Burgerhuis of meergezinswoning in eclectische stijl met art-nouveau-inslag, het hogere middenpand van een symmetrisch geheel van drie gekoppelde rijhuizen, naar een ontwerp door de architect Edward Van Not uit 1910., Opdrachtgever was de Algemeene Bouwmaatschappij, een Antwerpse bouwpromotor en aannemersbedrijf voor wie Van Not in deze periode talrijke huizen en ook de nieuwe kantoren aan de Lambermontplaats ontwierp. Van de flankerende woningen nummers 62 en 66 is de gaafheid aangetast door het verwijderen van de houten erkers.
Het ontwerp is representatief voor het vroege oeuvre van Edward Van Not, wiens loopbaan kort na de eeuwwisseling van start ging. Vóór de Eerste Wereldoorlog ontwierp hij tientallen burgerhuizen in Antwerpen, waarbij het stijlenjargon varieerde van neo-Vlaamserenaissance, beaux-arts en cottage tot art nouveau. Vanaf het interbellum tot zijn overlijden, combineerde Van Not zijn privé-praktijk met het ambt van gemeentelijk architect in Deurne.
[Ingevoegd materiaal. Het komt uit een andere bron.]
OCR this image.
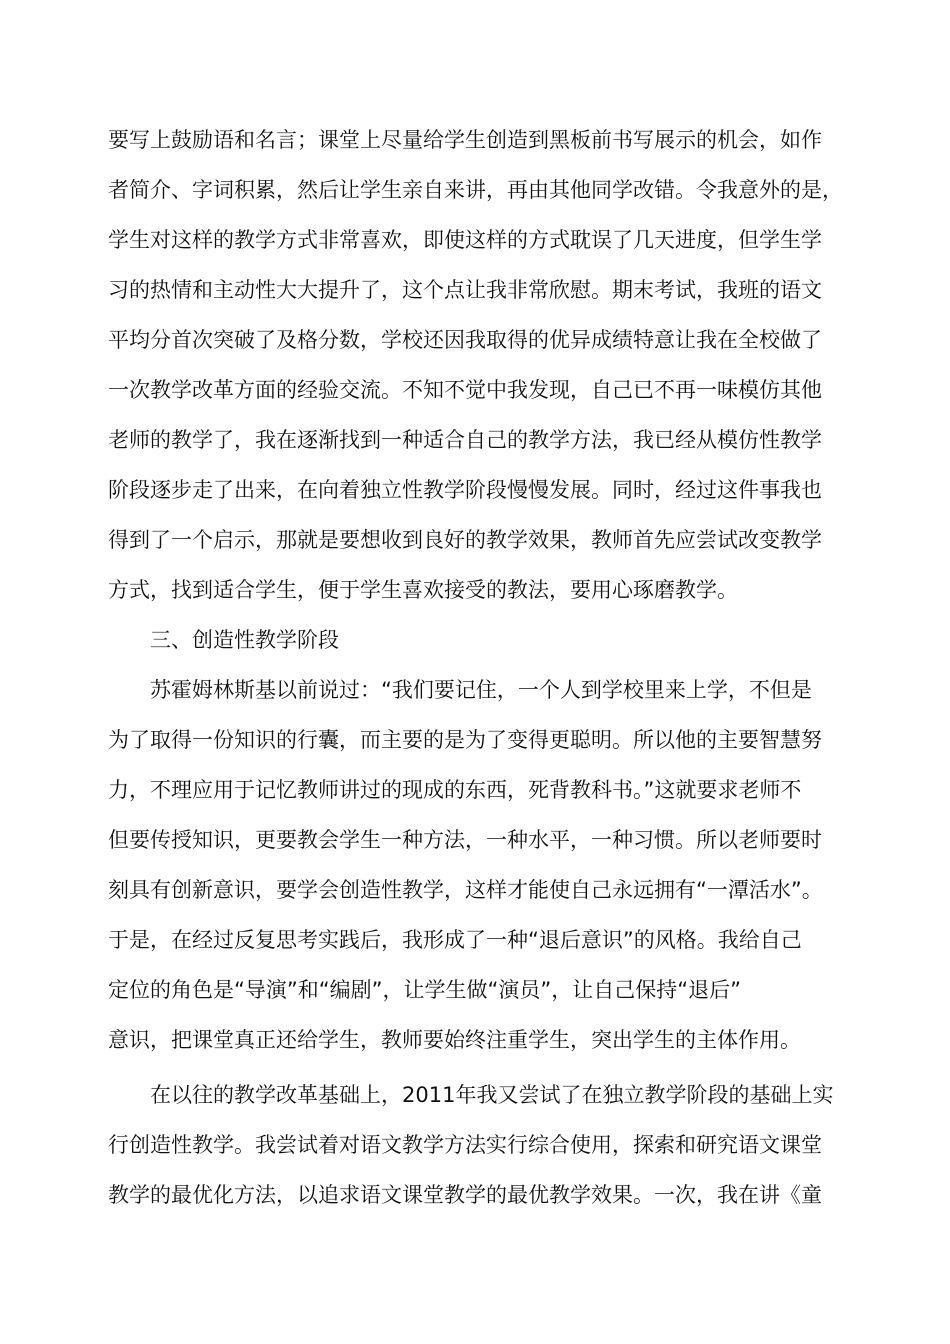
要写上鼓励语和名言；课堂上尽量给学生创造到黑板前书写展示的机会，如作
者简介、字词积累，然后让学生亲自来讲，再由其他同学改错。令我意外的是，
学生对这样的教学方式非常喜欢，即使这样的方式耽误了几天进度，但学生学
习的热情和主动性大大提升了，这个点让我非常欣慰。期末考试，我班的语文
平均分首次突破了及格分数，学校还因我取得的优异成绩特意让我在全校做了
一次教学改革方面的经验交流。不知不觉中我发现，自己已不再一味模仿其他
老师的教学了，我在逐渐找到一种适合自己的教学方法，我已经从模仿性教学
阶段逐步走了出来，在向着独立性教学阶段慢慢发展。同时，经过这件事我也
得到了一个启示，那就是要想收到良好的教学效果，教师首先应尝试改变教学
方式，找到适合学生，便于学生喜欢接受的教法，要用心琢磨教学。
三、创造性教学阶段
苏霍姆林斯基以前说过：“我们要记住，一个人到学校里来上学，不但是
为了取得一份知识的行囊，而主要的是为了变得更聪明。所以他的主要智慧努
力，不理应用于记忆教师讲过的现成的东西，死背教科书。”这就要求老师不
但要传授知识，更要教会学生一种方法，一种水平，一种习惯。所以老师要时
刻具有创新意识，要学会创造性教学，这样才能使自己永远拥有“一潭活水”。
于是，在经过反复思考实践后，我形成了一种“退后意识”的风格。我给自己
定位的角色是“导演”和“编剧”，让学生做“演员”，让自己保持“退后”
意识，把课堂真正还给学生，教师要始终注重学生，突出学生的主体作用。
在以往的教学改革基础上，2011年我又尝试了在独立教学阶段的基础上实
行创造性教学。我尝试着对语文教学方法实行综合使用，探索和研究语文课堂
教学的最优化方法，以追求语文课堂教学的最优教学效果。一次，我在讲《童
Met een gevelbreedte van drie traveeën omvat de rijwoning drie bouwlagen en een mezzanine onder een zadeldak (pannen). De lijstgevel heeft een parement uit roomkleurige Silezische brikken in kruisverband, geaccentueerd door gele baksteen voor de ontlastingsbogen en onderdorpels. Blauwe hardsteen is gebruikt voor de geprofileerde plint en lekdrempels, en witte natuursteen voor de lateien van de pui, de puilijst, het balkon en de postamenten van de mezzanine. Horizontaal geleed door de geprofileerde puilijst beantwoordt de opstand aan een klassiek, drieledig schema, opgebouwd uit de pui, de bovenbouw in kolossale orde en de mezzanine. De pui onderscheidt zich door bewerkte lateien, de bovenbouw wordt geritmeerd door kolossale lisenen en de mezzanine door bewerkte postamenten. Axiaal van opzet legt de compositie de klemtoon op de middenas, die op de eerste verdieping wordt gemarkeerd door een balkon met bewerkte consoles, waarvan de gebuikte gietijzeren borstwering verwijderd is. Gesculpteerde bloemenranken verrijken de borstweringen van de flankerende traveeën. Verder regelmatige registers van rechthoekige muuropeningen op de begane grond, steek- en rondboogvensters in de bovenbouw, op de tweede verdieping en mezzanine met onderdorpel. Een met kunststof beklede houten kroonlijst vormt de gevelbeëindiging. Van het houten schrijnwerk zijn de inkomdeur en de benedenvensters met typische roeden bewaard.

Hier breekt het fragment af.